Perhaps they are investigating the natives’ attachment to crisps – the greasy, tooth-rotting, sodium-packed potato chips that Brits of all ages were stuffing unthinkingly into their faces at Dulles Airport last week.  The average resident in this region of the UK eats 31.5 pounds of these crunchy snacks per year, mostly in flavours advertised as roast chicken, cheese and onion, and beef and tomato, but actually tasting of no naturally occurring organic substance known on this planet.  We can never know what it is like to be able to see the various extra colours that bees can detect, but we can get a glimpse of the experience by placing these different varieties of crisp on our tongues and trying to place them in our regular order of olfactory dimensions.  Perhaps these extraterrestrial infiltrators, clumsily disguised as elderly humans who mysteriously never age, represent a life form that recognizes these aromas.  Then again, you never see them eating the things.
Fri, 4 Sep
Today’s forecast calls for a shower.  It will last around seven minutes and will be very light – indeed, barely a drizzle. 

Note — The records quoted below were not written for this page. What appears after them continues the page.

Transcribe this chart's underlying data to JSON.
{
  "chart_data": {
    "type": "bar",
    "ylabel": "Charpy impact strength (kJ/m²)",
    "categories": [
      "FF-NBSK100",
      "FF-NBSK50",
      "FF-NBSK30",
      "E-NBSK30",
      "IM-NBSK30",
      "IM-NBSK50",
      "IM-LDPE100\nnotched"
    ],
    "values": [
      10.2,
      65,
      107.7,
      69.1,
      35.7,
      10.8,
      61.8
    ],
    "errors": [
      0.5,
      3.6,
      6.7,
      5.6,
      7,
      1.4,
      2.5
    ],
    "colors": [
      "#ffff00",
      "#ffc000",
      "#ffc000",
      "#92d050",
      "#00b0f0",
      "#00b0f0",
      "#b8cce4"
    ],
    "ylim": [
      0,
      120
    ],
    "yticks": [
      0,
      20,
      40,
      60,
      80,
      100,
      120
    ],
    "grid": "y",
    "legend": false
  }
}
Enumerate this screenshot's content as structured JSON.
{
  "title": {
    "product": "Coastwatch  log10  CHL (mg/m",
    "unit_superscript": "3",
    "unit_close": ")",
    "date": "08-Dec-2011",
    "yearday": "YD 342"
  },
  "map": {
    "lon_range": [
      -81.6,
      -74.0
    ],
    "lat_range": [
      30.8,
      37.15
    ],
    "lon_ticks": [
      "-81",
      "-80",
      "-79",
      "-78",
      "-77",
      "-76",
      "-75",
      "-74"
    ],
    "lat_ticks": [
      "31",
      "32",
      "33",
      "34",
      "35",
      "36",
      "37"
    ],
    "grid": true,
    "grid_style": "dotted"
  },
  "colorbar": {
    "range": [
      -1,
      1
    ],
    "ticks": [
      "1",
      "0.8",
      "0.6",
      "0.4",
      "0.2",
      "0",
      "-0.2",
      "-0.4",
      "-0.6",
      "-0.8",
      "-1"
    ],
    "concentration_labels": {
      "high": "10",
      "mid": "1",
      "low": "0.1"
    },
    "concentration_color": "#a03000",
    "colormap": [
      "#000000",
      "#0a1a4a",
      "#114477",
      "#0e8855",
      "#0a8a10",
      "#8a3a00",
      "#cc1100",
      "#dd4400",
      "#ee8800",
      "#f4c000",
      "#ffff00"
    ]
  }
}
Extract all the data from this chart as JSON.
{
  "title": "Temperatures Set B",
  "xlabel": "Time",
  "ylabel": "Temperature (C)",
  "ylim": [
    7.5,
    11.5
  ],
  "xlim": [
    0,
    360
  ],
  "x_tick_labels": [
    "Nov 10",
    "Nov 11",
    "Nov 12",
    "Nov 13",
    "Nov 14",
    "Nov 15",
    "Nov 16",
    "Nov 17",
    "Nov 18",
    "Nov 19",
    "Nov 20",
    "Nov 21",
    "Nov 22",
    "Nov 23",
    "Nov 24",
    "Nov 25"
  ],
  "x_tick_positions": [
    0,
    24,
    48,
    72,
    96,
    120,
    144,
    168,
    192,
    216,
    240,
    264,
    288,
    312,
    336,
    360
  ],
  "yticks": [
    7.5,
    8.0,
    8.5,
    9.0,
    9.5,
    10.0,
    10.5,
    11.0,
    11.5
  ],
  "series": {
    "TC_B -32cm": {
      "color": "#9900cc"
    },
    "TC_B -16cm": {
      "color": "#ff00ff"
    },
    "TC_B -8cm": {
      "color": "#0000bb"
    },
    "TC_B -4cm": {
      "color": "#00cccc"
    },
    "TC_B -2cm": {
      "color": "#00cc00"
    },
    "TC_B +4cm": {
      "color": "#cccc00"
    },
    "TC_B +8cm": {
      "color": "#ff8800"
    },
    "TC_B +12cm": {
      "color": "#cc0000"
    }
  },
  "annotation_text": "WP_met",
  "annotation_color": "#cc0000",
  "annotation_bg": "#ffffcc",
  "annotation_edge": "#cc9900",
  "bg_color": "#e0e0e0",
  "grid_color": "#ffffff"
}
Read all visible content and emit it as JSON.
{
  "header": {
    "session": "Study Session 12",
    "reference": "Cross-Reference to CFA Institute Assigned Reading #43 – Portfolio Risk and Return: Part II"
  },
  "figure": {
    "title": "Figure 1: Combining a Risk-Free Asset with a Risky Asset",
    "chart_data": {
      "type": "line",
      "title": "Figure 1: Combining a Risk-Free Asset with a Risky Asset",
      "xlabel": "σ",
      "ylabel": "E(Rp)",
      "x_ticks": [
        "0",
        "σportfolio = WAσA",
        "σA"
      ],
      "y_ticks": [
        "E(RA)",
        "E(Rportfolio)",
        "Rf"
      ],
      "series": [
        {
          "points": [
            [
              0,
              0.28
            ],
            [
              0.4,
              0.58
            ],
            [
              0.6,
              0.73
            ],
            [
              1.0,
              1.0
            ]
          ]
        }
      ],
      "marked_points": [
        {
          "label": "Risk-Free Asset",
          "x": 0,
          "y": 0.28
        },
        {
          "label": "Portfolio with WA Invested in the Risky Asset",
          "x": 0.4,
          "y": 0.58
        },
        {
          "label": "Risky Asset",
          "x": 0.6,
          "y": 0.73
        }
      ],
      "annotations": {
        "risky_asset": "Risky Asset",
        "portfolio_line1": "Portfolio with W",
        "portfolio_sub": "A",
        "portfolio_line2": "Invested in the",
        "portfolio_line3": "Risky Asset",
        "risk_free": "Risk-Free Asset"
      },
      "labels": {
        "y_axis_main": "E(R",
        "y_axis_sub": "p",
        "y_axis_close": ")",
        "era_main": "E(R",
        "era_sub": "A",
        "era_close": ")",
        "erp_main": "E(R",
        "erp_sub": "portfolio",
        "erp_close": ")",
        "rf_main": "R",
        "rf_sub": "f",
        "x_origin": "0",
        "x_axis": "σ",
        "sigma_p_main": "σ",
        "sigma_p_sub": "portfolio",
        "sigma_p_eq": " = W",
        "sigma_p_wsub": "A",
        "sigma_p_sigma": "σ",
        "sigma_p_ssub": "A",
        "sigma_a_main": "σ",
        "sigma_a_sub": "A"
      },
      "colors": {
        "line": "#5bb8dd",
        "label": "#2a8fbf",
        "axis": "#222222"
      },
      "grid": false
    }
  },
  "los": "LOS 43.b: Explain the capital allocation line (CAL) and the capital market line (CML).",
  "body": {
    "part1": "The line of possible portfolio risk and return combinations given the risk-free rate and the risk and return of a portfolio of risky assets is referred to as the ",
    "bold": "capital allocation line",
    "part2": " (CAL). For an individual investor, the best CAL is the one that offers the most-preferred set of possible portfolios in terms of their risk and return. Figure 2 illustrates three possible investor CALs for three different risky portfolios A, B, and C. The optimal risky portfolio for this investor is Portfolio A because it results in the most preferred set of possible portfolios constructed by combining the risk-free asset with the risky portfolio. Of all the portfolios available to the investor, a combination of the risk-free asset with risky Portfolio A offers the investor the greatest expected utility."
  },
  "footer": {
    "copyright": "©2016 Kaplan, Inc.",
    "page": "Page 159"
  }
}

This is, of course, the outlook in the bathroom (it’s worse outdoors).  There are several theories as to why water only dribbles out of British showerheads.  One is that it has something to do with World War II – bomb damage to the entire nation’s water supply or some sort of mechanism used to enforce water rationing.  Another is that it goes back to Queen Victoria, who reportedly said “Women don’t do that sort of thing,” when the principle was explained to her.  Or it could just be a deeply held belief dating from Anglo-Saxon times that lying in a tub of tepid, soapy scum is character-building. 

Or maybe it’s a ‘less-is-more’ thing, like homeopathic medicine – the less water comes out, the cleaner you get.

Whatever the explanation, it exasperates visitors.  The locals, however, take it entirely for granted.  “Oh!” they exclaim when the concept of H
2O gushing out of the system gets through to them, “you mean a Power Shower!”  No, I mean a Shower That Works.  They grasp the concept, but it all seems suspiciously luxurious.  We didn’t stand up to Adolf Hitler for all those years just so we could have proper showers.

TO WIDESPREAD amazement across three counties, the clouds part, and a mysterious heavenly orb radiating light and heat appears just long enough for a sprint up a hill called Burrow Mump – ‘Burrow’ meaning ‘hill’ and ‘Mump’ meaning ‘hill’.  With a ruined church on the top, it is a small-scale version of Glastonbury, only with no tourists, hippies, Ley-line nuts or anyone else save the odd inquisitive bull.  The view from the top is vaguely impressive by the standards of flat green expanses of farmland.  Londoners like to buy houses here.  They think they are cheap.  What they don’t know is that the whole place is below sea level.

The final, long-awaited arrival of the sun and patches of blue sky can mean only one thing – I have a flight to catch.